You've likely come across the story of the girl whose head is held on with a ribbon at some point in your journey as a horror fan, but what if I told you it has surprisingly dark origins? The roots of this tale go back to the French Revolution, and the urban legends and folklore that sprang up around Madame la Guillotine.
Alvin Schwarz's version of the story, The Girl with the Green Ribbon, from the children's anthology In a Dark, Dark Room, is the one most people are familiar with. In it childhood sweethearts Alfred and Jenny, who always has a green ribbon tied around her neck, grow up, get married and grow old together. Alfred keeps asking about the ribbon but Jenny refuses to tell him why she won't take it off until finally she's on her death bed and gives him permission to untie it, at which point her head comes tumbling down. It's a surprisingly wholesome take on the story, at least up until the point when her head comes off, but it's that dissonance between the two parts and the surprise of it that makes it such an effective piece of horror.

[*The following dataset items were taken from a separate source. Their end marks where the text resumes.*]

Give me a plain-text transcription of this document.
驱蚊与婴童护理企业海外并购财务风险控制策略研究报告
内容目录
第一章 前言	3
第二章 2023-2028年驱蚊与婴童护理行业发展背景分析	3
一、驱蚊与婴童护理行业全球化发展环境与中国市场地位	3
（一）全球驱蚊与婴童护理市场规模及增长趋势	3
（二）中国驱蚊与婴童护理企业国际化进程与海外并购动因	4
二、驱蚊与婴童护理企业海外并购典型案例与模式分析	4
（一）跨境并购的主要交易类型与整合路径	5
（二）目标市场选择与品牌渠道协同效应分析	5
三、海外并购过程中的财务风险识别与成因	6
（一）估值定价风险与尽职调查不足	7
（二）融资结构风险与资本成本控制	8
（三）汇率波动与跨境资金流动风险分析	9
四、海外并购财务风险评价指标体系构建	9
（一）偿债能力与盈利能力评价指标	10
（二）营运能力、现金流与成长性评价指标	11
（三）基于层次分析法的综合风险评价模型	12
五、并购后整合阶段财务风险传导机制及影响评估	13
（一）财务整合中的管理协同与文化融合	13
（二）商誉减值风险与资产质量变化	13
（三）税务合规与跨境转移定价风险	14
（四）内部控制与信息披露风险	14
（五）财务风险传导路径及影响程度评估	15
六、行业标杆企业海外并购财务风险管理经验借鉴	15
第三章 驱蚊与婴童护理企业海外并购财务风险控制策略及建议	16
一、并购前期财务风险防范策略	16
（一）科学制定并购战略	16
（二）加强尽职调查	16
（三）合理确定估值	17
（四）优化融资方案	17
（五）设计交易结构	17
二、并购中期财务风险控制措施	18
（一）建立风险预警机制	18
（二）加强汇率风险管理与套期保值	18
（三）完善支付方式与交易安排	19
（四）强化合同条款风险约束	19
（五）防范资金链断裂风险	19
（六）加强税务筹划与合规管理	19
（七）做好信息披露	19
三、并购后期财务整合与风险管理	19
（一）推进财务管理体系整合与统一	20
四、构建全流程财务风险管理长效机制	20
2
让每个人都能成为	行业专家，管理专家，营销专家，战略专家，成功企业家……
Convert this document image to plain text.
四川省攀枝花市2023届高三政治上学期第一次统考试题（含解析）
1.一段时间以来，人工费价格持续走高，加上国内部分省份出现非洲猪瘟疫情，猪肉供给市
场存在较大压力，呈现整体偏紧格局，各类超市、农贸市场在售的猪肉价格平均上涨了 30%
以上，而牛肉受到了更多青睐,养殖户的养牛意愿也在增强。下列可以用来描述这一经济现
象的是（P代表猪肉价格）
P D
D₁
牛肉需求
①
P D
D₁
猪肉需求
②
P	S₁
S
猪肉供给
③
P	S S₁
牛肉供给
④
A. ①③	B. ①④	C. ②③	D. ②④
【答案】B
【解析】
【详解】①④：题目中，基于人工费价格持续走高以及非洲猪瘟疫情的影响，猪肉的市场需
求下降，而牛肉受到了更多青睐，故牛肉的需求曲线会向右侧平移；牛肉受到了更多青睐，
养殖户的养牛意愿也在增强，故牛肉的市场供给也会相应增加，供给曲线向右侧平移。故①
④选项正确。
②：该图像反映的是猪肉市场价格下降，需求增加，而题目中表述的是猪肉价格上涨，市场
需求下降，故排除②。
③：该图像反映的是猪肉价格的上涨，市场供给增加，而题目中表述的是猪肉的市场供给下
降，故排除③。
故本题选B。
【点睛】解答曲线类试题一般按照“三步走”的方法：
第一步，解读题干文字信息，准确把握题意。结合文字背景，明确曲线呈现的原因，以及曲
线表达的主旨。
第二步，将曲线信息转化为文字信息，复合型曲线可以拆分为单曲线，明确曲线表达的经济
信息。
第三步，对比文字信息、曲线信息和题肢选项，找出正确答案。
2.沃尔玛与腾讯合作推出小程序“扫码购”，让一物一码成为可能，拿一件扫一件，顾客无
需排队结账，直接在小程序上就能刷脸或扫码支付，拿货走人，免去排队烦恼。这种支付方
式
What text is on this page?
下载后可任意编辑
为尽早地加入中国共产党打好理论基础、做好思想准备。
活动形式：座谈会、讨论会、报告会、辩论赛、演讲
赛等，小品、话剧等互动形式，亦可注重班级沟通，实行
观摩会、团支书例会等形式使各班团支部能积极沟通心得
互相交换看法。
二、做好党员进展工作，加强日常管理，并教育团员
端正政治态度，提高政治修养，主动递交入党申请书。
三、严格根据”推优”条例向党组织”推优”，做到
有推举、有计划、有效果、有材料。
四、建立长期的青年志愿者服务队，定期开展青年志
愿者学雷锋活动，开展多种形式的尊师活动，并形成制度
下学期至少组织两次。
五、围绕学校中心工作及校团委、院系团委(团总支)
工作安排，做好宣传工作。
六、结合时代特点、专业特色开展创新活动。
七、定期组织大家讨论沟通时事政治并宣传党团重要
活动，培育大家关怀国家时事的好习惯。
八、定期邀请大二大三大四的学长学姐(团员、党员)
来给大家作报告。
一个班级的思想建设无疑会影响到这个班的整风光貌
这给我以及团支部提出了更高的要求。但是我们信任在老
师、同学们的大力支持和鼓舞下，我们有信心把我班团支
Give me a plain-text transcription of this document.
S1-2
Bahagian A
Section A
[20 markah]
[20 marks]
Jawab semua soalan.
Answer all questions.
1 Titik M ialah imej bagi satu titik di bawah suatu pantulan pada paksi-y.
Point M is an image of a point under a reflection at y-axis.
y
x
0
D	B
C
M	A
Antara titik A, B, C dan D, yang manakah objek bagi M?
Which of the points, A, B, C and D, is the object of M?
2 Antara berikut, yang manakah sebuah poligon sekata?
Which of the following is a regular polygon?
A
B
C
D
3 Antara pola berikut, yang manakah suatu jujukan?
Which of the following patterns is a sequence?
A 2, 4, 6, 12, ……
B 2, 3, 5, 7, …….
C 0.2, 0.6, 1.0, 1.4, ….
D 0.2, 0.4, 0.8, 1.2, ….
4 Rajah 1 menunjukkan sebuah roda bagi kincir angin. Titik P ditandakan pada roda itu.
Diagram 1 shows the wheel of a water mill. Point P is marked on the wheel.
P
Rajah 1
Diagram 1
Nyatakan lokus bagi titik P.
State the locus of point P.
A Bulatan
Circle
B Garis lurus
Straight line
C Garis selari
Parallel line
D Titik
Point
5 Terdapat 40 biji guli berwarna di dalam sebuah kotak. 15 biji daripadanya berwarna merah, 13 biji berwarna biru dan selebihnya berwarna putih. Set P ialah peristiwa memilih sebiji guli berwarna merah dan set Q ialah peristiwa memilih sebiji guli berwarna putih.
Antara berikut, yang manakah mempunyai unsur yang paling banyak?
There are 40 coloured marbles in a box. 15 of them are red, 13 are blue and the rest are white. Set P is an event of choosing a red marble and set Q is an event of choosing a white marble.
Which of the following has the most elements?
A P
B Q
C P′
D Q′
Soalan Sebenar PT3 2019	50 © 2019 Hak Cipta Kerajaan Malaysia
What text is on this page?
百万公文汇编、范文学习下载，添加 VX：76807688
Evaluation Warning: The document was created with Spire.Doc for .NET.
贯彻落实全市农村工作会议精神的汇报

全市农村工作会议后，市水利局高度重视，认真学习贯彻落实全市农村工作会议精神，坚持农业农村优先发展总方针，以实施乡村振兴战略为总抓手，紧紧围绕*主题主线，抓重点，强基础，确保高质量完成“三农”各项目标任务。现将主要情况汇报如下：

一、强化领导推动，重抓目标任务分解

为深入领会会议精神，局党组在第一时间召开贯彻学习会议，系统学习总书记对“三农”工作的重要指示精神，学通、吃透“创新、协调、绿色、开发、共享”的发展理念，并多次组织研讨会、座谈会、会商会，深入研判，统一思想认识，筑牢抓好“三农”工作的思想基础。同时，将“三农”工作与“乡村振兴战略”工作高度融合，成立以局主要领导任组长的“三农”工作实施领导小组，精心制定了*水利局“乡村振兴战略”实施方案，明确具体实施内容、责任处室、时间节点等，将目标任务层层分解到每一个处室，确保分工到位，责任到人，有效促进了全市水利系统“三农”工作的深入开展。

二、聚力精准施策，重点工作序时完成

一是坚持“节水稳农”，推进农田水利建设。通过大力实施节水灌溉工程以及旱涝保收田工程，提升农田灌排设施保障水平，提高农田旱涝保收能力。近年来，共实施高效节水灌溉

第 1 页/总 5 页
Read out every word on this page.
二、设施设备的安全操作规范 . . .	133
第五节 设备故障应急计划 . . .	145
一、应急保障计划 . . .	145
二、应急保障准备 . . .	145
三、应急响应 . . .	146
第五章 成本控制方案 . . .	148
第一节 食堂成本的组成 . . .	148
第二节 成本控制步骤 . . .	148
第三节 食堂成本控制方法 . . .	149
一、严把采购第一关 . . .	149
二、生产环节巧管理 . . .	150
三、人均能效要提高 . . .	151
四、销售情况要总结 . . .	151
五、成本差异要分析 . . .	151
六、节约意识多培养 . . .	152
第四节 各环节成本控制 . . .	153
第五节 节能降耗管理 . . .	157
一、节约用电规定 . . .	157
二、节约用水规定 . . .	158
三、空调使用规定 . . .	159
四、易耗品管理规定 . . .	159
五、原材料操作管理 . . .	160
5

Schwarz' adaptation has reached iconic status, entering contemporary English language folklore as a phenomenon all it's own, detached from the historical context and narrative lineage that produced it. The original version of the tale, or at least the earliest version anyone can track down, is an urban legend and one decidedly not for children. In it a young German student, as in the similarly named The Adventure of the German Student by Washington Irving, was (bizarrely) hanging around near the guillotine after the day's grisly work was done. While there it just so happened that he met the woman of his dreams, took her home with him, and, intending to live together going forward, went out again the next day in order to find a larger apartment for them both. On returning home however he found that the velvet ribbon she had worn around her neck had been removed, and she now lay there dead, her head separated from her body. Upon investigation by a member of the local constabulary it was ascertained that she was actually one of the victims of the guillotine from the day before, and that she had of course already been dead by the time the two of them met.
It's easy to see where this comes from. At the height of The Terror the guillotine claimed as many as 30 people a day, with the vast majority of victims being pulled from the ordinary citizenry of France rather than the nobility or clergy. Anyone perceived as a threat to the Jacobin's hold on the government, from poets to feminists to political philosophers who challenged their totalitarian approach, were summarily murdered without trial, and the impact on the population's psyche was immense. In the wake of The Terror women who were part of the fashionable Marveilleuse subculture wore red ribbon chokers around their necks, as an act of memorial and rebellion, while wild bals des victimes were said to be breaking out all over Paris; parties where people wore mourning garb or dressed as victims of the guillotine, greeting each other with sharp, jerky nods that resembled the moment the blade came down and heads came flying off. There's some question as to whether these parties were an urban legend themselves, but even if they were, their existence as a story the people of Paris were telling about themselves says something important about the collective psychological state of the city.
From this the image of the Marveilleuse who is actually a victim of The Terror emerges. Her short hair, scanty clothing, and bare feet aren't a political-fashion statement but because this is how women were sent to the guillotine. The red ribbon around her neck isn't a metaphor commemorating the dead or her own narrow escape but camoflage for the real thing, as well as a wholly inadequate bandage quite literally holding body and soul together just a little bit longer (perhaps the knowledge that heads seemed to survive a few moments after decapitation played into this). She could be anyone, passing unseen amongst the living, because so many were killed in that time how would you know them by sigh, just as anyone could have fallen victim to The Terror? She's another beautiful face that ended up in a basket at the end of a long, bloody day, and now she's in your bed, the ribbon come loose in the night, throwing all of your survivor's guilt into your face.
Over time the story takes on new forms. Gothic writers like Alexander Dumas and Irving wrote their own literary versions. It reached America and started shifting for a different society with different needs, guilt, and fears. The ribbon changes colour, to black, white, then green. The underlying evil in the story changes, from indiscriminate state violence to patriarchal, and the demands husbands and lover's place on women and their bodies - there are some fabulous feminist adaptations out there and I suggest reading them when you get the chance. Jenny and Alfred's story is relatively benign, they live a long and happy life together, with only the ending, a sharp twist to thrill children, adding horror to the mix. The stories that came before, and after it, are something else entirely.